Department of Endocrinology, National Health Commission (NHC) Key Laboratory of Endocrinology, Peking Union Medical College Hospital, Peking Union Medical College and Chinese Academy of Medical Sciences, Beijing, China.
Department of Endocrinology, Beijing Chaoyang Hospital, Capital Medical University, Beijing, China.
Front Endocrinol (Lausanne). 2022 Jan 25;12:788549. doi: 10.3389/fendo.2021.788549. eCollection 2021.
The link between excess adiposity and left ventricular hypertrophy is multifaceted with sparse data among youths.

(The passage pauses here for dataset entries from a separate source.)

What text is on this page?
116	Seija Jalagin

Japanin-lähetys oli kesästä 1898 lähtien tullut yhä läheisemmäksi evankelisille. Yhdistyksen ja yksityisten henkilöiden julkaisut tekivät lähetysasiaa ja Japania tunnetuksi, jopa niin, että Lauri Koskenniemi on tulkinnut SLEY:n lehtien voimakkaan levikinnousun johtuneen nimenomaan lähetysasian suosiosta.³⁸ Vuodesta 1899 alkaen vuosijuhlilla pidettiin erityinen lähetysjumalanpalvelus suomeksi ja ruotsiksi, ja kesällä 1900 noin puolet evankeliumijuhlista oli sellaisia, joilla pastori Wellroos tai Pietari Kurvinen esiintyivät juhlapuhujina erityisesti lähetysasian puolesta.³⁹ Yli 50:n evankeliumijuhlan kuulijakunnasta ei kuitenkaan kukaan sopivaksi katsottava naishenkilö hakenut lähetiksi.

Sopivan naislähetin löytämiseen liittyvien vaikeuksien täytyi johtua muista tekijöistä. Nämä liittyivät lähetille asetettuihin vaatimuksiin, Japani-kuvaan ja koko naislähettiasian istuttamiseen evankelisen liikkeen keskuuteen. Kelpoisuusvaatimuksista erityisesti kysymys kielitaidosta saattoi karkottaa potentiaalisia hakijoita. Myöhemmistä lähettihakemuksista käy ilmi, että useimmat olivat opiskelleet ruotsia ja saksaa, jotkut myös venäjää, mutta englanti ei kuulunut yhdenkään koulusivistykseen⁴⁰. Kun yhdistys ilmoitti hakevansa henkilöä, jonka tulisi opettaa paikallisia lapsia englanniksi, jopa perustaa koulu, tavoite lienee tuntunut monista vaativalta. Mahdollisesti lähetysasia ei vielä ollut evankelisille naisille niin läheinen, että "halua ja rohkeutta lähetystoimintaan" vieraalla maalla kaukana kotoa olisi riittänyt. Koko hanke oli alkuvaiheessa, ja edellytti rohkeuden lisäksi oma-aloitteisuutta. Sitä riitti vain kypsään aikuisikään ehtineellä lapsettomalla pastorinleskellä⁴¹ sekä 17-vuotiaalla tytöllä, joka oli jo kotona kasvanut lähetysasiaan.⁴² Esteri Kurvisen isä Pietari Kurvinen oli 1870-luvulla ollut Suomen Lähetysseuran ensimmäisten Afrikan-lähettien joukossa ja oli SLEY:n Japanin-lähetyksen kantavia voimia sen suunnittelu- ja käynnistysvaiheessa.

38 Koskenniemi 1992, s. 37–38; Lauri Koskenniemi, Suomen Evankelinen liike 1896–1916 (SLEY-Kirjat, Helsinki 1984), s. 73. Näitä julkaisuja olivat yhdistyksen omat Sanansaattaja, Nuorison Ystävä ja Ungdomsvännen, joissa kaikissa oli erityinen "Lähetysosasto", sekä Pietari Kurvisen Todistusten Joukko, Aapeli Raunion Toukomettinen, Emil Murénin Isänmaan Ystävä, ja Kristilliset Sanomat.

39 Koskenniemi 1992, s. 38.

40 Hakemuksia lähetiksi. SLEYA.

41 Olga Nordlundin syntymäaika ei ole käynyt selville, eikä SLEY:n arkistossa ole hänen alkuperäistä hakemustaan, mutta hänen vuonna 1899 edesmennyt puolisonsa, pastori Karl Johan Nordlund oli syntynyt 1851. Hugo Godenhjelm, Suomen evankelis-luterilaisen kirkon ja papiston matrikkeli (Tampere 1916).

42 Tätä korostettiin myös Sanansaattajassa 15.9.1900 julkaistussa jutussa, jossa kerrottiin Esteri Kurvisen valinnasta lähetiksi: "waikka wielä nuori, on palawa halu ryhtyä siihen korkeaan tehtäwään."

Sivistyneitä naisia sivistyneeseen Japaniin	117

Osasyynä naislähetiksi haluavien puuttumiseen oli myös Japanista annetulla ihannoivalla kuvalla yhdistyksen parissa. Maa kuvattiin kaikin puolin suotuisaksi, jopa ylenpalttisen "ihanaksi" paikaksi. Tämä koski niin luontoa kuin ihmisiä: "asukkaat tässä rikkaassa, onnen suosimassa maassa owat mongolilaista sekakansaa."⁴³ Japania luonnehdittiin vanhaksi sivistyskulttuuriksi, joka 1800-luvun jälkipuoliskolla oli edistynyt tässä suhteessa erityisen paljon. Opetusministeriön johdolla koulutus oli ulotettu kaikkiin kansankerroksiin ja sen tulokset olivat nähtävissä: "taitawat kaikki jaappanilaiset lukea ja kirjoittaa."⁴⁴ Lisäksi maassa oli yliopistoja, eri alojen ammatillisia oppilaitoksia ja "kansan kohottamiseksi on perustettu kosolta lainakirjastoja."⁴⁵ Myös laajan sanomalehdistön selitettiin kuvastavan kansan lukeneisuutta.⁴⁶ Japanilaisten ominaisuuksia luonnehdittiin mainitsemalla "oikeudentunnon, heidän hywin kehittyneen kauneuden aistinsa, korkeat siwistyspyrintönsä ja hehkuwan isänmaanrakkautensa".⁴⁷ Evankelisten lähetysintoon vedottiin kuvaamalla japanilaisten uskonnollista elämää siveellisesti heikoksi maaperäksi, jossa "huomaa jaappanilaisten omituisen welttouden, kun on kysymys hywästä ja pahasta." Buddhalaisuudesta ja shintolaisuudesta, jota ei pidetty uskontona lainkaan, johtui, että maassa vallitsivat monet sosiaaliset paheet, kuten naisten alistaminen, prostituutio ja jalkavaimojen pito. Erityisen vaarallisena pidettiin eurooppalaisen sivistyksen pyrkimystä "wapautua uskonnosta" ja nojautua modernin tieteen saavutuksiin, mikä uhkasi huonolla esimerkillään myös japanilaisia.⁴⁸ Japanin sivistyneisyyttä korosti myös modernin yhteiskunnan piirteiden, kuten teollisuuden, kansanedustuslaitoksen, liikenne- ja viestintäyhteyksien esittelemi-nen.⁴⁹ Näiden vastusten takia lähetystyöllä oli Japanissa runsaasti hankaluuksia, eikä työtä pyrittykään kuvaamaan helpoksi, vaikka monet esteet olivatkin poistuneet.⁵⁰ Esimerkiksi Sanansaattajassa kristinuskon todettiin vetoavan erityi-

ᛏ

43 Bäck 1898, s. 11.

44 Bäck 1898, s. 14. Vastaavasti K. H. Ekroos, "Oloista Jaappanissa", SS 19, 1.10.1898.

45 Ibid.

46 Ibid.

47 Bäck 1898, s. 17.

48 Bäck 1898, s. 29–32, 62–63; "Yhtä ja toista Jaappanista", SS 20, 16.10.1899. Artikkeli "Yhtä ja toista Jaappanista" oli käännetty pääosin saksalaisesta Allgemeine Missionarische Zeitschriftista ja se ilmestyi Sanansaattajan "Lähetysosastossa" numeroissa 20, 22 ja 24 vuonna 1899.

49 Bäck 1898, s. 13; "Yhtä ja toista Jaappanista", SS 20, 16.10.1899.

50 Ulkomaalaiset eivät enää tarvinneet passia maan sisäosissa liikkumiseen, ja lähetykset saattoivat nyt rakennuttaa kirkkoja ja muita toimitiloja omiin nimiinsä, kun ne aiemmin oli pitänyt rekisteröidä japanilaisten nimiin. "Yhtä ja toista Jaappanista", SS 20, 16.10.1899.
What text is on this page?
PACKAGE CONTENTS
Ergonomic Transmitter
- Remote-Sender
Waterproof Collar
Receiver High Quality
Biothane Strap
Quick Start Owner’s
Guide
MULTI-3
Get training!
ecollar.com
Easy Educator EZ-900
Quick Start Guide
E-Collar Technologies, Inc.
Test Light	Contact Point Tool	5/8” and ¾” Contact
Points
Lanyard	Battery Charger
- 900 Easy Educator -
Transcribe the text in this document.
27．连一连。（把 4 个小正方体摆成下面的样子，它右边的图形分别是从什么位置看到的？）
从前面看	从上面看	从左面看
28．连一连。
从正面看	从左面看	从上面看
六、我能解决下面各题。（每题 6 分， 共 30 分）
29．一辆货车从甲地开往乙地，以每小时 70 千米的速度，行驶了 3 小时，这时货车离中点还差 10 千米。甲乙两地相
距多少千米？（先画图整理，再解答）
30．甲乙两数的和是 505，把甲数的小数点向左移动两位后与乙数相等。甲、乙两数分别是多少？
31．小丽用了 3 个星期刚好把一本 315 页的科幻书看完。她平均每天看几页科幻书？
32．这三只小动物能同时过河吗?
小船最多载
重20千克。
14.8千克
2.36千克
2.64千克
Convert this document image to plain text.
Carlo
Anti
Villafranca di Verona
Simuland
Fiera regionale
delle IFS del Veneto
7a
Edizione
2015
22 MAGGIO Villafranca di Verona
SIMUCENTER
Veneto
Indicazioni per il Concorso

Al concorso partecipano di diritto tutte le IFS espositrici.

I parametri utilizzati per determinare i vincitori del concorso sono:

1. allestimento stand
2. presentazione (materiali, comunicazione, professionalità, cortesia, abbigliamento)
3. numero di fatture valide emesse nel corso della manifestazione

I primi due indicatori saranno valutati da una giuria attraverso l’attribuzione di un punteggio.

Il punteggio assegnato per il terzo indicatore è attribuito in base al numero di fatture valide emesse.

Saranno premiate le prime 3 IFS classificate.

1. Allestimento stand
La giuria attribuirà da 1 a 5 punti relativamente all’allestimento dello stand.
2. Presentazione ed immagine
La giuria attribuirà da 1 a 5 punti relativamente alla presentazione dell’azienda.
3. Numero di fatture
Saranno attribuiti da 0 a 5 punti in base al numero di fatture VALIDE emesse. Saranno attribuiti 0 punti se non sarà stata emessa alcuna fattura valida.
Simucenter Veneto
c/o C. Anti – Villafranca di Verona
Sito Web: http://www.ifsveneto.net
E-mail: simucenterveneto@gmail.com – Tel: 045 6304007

Given that adipokines/hepatokines may influence lipid metabolism in myocardium, we aimed to investigate the relation of the novel hepatokine angiopoietin-like protein 8 (ANGPTL8) and other adipokines with cardiac structure in a cohort of youths and explore to what extent these adipokines/hepatokines affect cardiac structure through lipids.
A total of 551 participants (aged 15-28 years) from the Beijing Child and Adolescent Metabolic Syndrome Study (BCAMS) cohort underwent echocardiographic measurements plus a blood draw assayed for five adipokines/hepatokines including adiponectin, leptin, retinol binding protein 4, fibroblast growth protein 21 and ANGPTL8.
Both ANGPTL8 (β = -0.68 g/m per z-score, = 0.015) and leptin (β = -1.04 g/m per z-score, = 0.036) were significantly inversely associated with left ventricular mass index (LVMI) independent of classical risk factors. Total cholesterol and low-density lipoprotein cholesterol significantly mediated the ANGPTL8-LVMI association (proportion: 19.0% and 17.1%, respectively), while the mediation effect of triglyceride on the ANGPTL8-LVMI relationship was strongly moderated by leptin levels, significantly accounting for 20% of the total effect among participants with higher leptin levels. Other adipokines/hepatokines showed no significant association with LVMI after adjustment for body mass index.
Our findings suggest ANGPTL8, particularly interacting with leptin, might have a protective role in cardiac remodeling among youths with risk for metabolic syndrome. Our results offer insights into the pathogenesis of the cardiomyopathy and the potential importance of tissue-tissue crosstalk in these effects.
过多的脂肪与左心室肥厚之间存在多方面的联系,而年轻人的相关数据却很少。鉴于脂肪因子/肝因子可能影响心肌中的脂质代谢,我们旨在研究新型肝因子血管生成素样蛋白 8(ANGPTL8)和其他脂肪因子与年轻人心脏结构之间的关系,并探讨这些脂肪因子/肝因子通过脂质影响心脏结构的程度。
共有 551 名来自北京儿童和青少年代谢综合征研究(BCAMS)队列的参与者(年龄 15-28 岁)接受了超声心动图测量,并进行了血液抽取以检测五种脂肪因子/肝因子,包括脂联素、瘦素、视黄醇结合蛋白 4、成纤维细胞生长因子 21 和 ANGPTL8。
ANGPTL8(每 Z 分数 -0.68g/m,=0.015)和瘦素(每 Z 分数 -1.04g/m,=0.036)与左心室质量指数(LVMI)独立于经典危险因素呈显著负相关。总胆固醇和低密度脂蛋白胆固醇显著介导了 ANGPTL8-LVMI 关联(比例分别为 19.0%和 17.1%),而瘦素水平强烈调节了甘油三酯对 ANGPTL8-LVMI 关系的中介作用,在瘦素水平较高的参与者中,占总效应的 20%。在调整体重指数后,其他脂肪因子/肝因子与 LVMI 无显著相关性。
我们的研究结果表明,ANGPTL8 尤其是与瘦素相互作用,可能在代谢综合征风险人群的心脏重构中具有保护作用。我们的研究结果为心肌病的发病机制提供了新的认识,也为这些效应中组织-组织相互作用的潜在重要性提供了新的认识。